Kinesiology researchers at the Neag School of Education Human Performance Laboratory have been enjoying the collegiate company of a Brazilian visiting scholar. Dr. Paulo de Tarso Veras Farinatti, an associate professor from Rio de Janeiro State University’s Institute of Physical Education and Sports, arrived in late June through Brazil’s Science Without Borders program and has been working closely with UConn Board of Trustees Distinguished Professor of Kinesiology Dr. Linda Pescatello on her leading research projects in hypertension and exercise.
Funded by the Coordinating Office for the Advancement of Higher Education (CAPES) and National Council for Scientific and Technological Development (CNPq)—two organizations within Brazil’s Ministry of Education and Ministry of Science & Technology—Science Without Borders funds undergraduate students and senior researchers like Farinatti to study abroad at the world’s top universities as a way to promote scientific research and increase international cooperation within science and technology.
This exchange will allow Farinatti and Pescatello to work together for six months, though it won’t be their first collaboration. After meeting in 2009 in Brazil at the 13th International Symposium of Physical Activity and found they share similar research interests, the two published two research papers together. Science Without Borders, however, allowed them to morph their long-distance collaborations into in-person ones.
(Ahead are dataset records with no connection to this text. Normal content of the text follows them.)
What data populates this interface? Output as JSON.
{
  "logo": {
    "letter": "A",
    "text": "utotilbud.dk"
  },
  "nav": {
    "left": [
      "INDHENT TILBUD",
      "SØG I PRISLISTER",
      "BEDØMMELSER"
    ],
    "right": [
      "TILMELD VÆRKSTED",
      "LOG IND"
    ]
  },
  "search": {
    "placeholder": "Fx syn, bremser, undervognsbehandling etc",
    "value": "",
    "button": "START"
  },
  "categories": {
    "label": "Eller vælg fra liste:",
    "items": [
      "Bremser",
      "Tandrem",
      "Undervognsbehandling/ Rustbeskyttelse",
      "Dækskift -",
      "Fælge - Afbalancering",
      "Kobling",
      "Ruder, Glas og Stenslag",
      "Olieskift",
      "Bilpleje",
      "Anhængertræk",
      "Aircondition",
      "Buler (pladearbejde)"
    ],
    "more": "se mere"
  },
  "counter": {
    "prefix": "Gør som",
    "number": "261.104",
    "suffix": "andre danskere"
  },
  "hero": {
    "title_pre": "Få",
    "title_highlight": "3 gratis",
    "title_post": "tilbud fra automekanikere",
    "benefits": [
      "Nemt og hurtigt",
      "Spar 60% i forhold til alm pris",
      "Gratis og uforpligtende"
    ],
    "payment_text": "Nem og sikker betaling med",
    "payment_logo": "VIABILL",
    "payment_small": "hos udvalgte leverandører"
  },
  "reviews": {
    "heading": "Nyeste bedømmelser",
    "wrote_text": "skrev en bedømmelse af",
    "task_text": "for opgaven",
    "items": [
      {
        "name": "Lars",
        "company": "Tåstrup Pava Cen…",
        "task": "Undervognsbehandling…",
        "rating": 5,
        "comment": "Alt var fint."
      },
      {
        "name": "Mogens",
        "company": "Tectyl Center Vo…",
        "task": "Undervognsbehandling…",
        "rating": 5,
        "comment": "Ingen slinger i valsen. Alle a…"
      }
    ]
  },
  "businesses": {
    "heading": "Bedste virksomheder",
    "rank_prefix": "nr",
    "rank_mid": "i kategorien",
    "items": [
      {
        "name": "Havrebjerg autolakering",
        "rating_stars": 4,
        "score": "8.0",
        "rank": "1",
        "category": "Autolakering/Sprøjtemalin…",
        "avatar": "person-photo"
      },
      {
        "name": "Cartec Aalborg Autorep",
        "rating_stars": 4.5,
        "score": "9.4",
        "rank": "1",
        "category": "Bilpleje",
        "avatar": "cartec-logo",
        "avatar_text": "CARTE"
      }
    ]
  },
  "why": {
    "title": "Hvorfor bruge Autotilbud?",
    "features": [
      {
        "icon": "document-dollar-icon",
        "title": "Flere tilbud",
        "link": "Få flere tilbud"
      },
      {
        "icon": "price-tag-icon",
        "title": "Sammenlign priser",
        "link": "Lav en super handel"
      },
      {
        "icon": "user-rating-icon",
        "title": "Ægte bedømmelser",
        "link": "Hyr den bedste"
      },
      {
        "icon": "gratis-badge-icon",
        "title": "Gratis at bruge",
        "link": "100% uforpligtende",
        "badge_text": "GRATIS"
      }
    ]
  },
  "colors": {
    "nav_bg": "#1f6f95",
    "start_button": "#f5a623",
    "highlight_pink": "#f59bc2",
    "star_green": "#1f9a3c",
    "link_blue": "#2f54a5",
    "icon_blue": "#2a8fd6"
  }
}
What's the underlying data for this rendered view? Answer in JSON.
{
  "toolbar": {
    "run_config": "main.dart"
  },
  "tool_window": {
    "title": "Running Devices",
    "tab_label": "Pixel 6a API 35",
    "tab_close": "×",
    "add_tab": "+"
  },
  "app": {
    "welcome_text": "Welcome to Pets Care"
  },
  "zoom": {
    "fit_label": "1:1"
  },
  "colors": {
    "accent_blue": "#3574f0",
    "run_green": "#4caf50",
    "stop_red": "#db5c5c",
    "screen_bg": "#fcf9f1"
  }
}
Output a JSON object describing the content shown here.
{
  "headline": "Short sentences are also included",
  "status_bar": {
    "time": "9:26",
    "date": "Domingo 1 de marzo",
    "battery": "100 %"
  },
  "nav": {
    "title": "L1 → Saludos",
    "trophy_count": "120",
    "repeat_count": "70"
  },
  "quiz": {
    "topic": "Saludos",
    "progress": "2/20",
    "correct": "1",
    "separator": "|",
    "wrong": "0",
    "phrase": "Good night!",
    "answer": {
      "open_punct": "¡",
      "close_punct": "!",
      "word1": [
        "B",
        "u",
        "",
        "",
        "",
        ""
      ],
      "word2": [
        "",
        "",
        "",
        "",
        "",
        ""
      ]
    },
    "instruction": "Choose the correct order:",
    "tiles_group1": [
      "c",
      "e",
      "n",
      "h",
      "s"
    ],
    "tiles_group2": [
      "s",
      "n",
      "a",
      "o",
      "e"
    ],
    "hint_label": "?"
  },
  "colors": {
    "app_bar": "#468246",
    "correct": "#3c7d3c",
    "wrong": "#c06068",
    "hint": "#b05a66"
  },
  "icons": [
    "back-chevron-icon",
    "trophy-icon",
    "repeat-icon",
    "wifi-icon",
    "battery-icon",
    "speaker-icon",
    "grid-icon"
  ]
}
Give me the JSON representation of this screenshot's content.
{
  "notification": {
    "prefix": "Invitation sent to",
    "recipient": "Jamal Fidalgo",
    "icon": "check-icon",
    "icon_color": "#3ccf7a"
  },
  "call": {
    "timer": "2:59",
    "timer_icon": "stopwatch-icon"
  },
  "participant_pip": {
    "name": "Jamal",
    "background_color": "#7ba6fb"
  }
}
Since arriving in Storrs, Farinatti has been involved with Pescatello’s ongoing “Generating Reductions In Pressure” project, which is studying people’s blood pressure response to isometric handgrip and aerobic exercise. Working with Pescatello and graduate students, he’s also contributed to the “Syntheses of Prevention Intervention Research in Exercise” (SPIRE) project designed to examine the blood pressure response to exercise, with a focus on arterial stiffness, an emerging important risk factor for hypertension and cardiovascular disease, while using meta-analysis techniques.
“I’m very excited about what I’ve learned and experienced since I came here,” Farinatti said. “Once I’m back in Brazil, I’ll be able to introduce the research techniques and trends I’ve learned to my students, propose similar projects in my institution or in collaboration with UConn, and hopefully continue the cooperation between our two institutions.”
One of the evolving ideas, Pescatello said, is to develop research exchange opportunities through Science Without Borders that would allow UConn and Rio de Janeiro State University graduate students to travel, collaborate and add hands-on global perspectives to their work.
“Both institutions would hugely benefit,” Pescatello said.
Pescatello, in fact, is excited about the potential that future collaboration can bring: “A lot of researchers interested in the blood pressure response to exercise, what Dr. Farinatti particularly wants to learn more about, are located in Brazil, so collaboration has the potential to not just build bridges, but expedite the efforts of our study and research.”
In addition to learning new research techniques, Farinatti’s time with Pescatello has exposed him to the many facets of U.S. academia. Among other experiences, he has sat in on Pescatello’s graduate classes. He’s also shared many of his own classroom and research techniques.
“Our countries’ academic philosophies are quite different,” Pescatello said. “The chance to experience some of these differences will only help strengthen future collaborations.
One area ripe for collaboration, Farinatti said, is within a project sponsored by the City of Rio de Janeiro’s Secretary of Healthy Aging and Quality of Life, called 3rd Age Academy. Researchers from the Rio de Janeiro State University are conducting a project aimed at studying elderly peoples’ blood pressure responses to exercise in public physical activity facilities called exercise machines set up in almost 200 public squares. The prospect of UConn and Rio de Janeiro State University collaborating on—and helping expand—this kind of exciting project has only the potential to “fireball,” Farinatti added.
“Observing different cultures and ways of life really add a perspective to a person’s thinking,” Farinatti continued. “The benefit of our future collaboration will definitely reach beyond a scientific perspective, especially for young students. I can’t even measure the value of that.”